What a pleasant thing it would be to waylay a speaker we have just been listening to —a preacher or lecturer or propagandist of some sort — and require him to redeliver his address all in new wording! Think of the case of the sermon-maker, possibly, with all the long-repeated, time-solidified phrases which he, perhaps, brought from his seminary with him, and has been using ever since. How it would tax his intelligence, and recrystallize his belief, and strain his energies, to define his long-familiar theses in any but long-familiar combinations of words! Perhaps he would also bring himself to a new stage of genuineness in belief. The teacher deprived of his phrases — bane of banes in teaching — might come to a new acquaintance with his subject.

The genuine scientist can set forth his theory in as many ways as are necessary for your understanding; but too often the religionist, the proprietor of new thought, the forwarder of a cult, dins your ears with his catchwords, which he never defines or replaces with others. The campaigner, evangelist, and politician set pathetic faith in a slogan, thinking that without it they cannot win money or souls or votes; and in fact it is rejected by the ears of the thinking man, who waits for a real definition. ‘Let me make the slogan of my party,’ they seem to say, ‘ and I care not who makes its platform.’

No wonder Henry tries to make words his own, taking the sound that has been given him and fitting it to his little mind and purposes. He is born to so many things which he never had a chance to choose for himself — houses and clothes and customs and occupations. He may submit to them, or he may rebel always and excite wonder at his recalcitrance. But language — already he is meeting the problem of its domination. He shows great promise to be an individualist, for he is trying instinctively to master it before it masters him. It is not simply vocabulary that is given him, mere glosses to limit him, but congealed phrases which can never again be flexible, dead metaphors, mere carcasses of ancient fancies, syntax from which spirit and even logic have gone, compounds once rich in imagination and now only an economy of sound — things which will warp his thought instead of expressing it. With all the beauty and clarity which come to him in part of his inheritance, he must accept clumsy opacities also, to do with them what he can. Will he always be able to discard them, or among them all to keep his need for truth?

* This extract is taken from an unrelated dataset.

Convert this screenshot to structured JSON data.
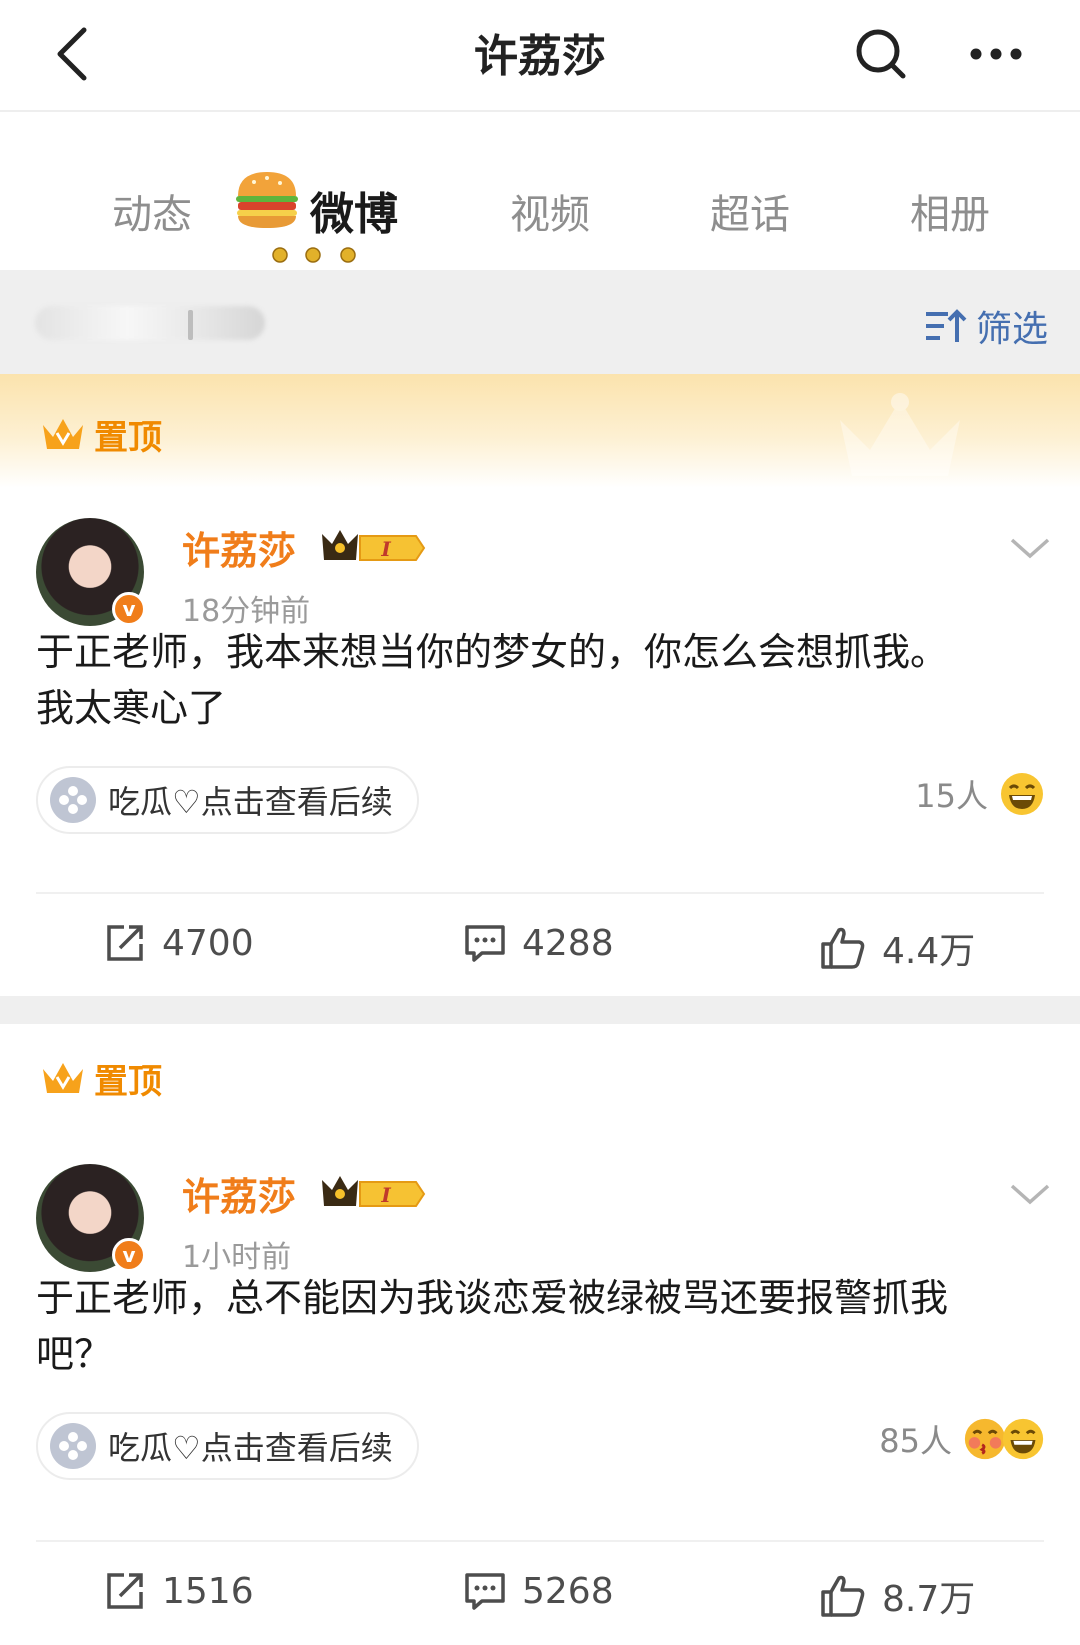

Through all his utterance — of fact or thought or emotion — he will chafe constantly against his steady problem — to make the language of all speak the mind of the one. Can he continue to revere his own thoughts of greatness or to feel sweet enthusiasm for them when they sink to platitudes or maxims in his words? The history of a race is in the richness of language, but one may wish not for race but for himself in speech — or for his friend. Henry will often desire the certainty of understanding as well as the surety of being understood.

Man has pierced so far what lies between himself and others — but only so far. He is hoping always to discover in words an open door — and finds them often at the best only a grating.